Structured search, phase two

The next phase of my structured search project is coming to life. For the new version I'm parsing all 200+ of the RSS feeds to which I subscribe, XHTML-izing the content, storing it in Berkeley DB XML, and exposing it to the same kinds of searches I've been applying to my own content. Here's a taste of the kinds of queries that are now possible:

quotes from Dare Obasanjo

links from Tim Bray

links from Brent Simmons to InfoWorld.com

books mentioned by AKMA

books, with XQuery in the title, mentioned by Michael Rys

The paint's not dry on this thing yet. I have yet to normalize the dates, and I'm still getting the hang of DB XML, but here are some things that become immediately obvious:

Until now, I've thought the major roadblock standing in the way of more richly structured content was the lack of easy-to-use XML writing tools. But maybe I've been wrong about that. If it's going to be practical to XHTML-ize what current HTML writing tools, maybe we can make a whole lot more progress than I thought by working toward CSS styling standards that will also provide hooks for more powerful searching.
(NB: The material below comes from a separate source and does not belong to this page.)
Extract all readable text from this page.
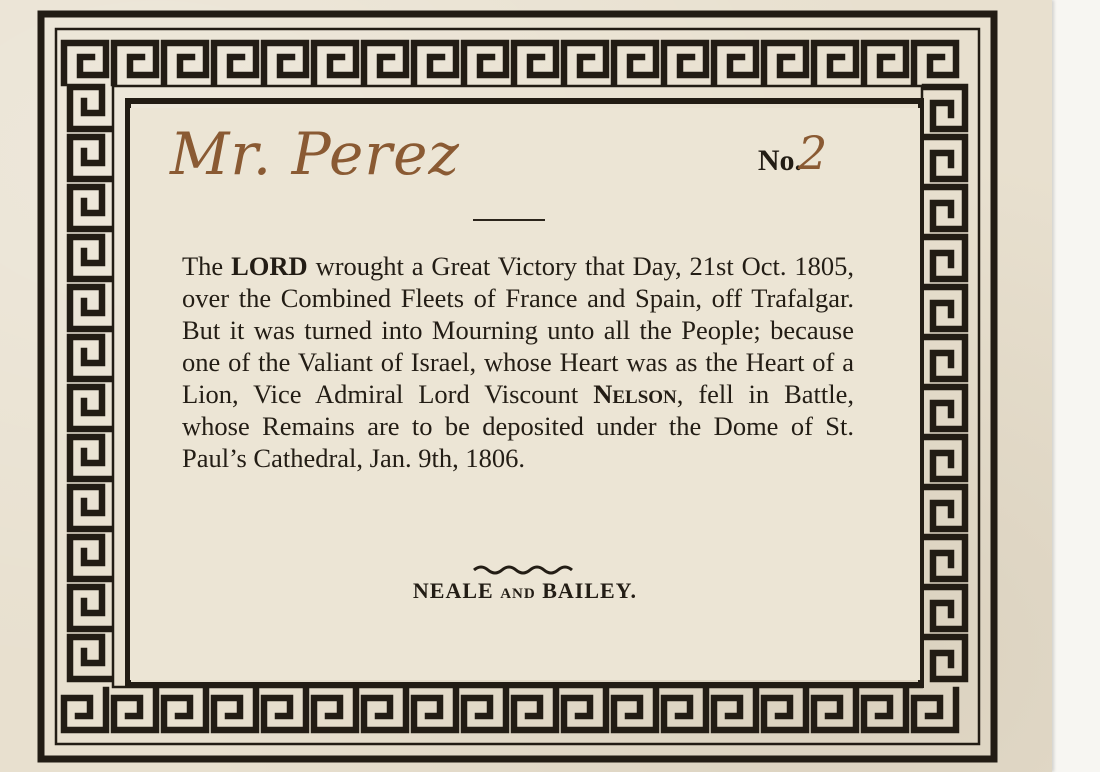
Mr. Perez	No.
2
The LORD wrought a Great Victory that Day, 21st Oct. 1805, over the Combined Fleets of France and Spain, off Trafalgar. But it was turned into Mourning unto all the People; because one of the Valiant of Israel, whose Heart was as the Heart of a Lion, Vice Admiral Lord Viscount Nelson, fell in Battle, whose Remains are to be deposited under the Dome of St. Paul’s Cathedral, Jan. 9th, 1806.
NEALE and BAILEY.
At the very least, this will be a nice laboratory in which to experiment with a growing pool of XML content, using a variety of XML-capable databases. My hope, of course, is to offer a service that's as useful to you -- the writers of the blogs I'm reading, aggregating and searching -- as it is to me. And ideally, useful to you in ways that invite you to think about how to make what you write even more useful to all of us. We'll see how it goes.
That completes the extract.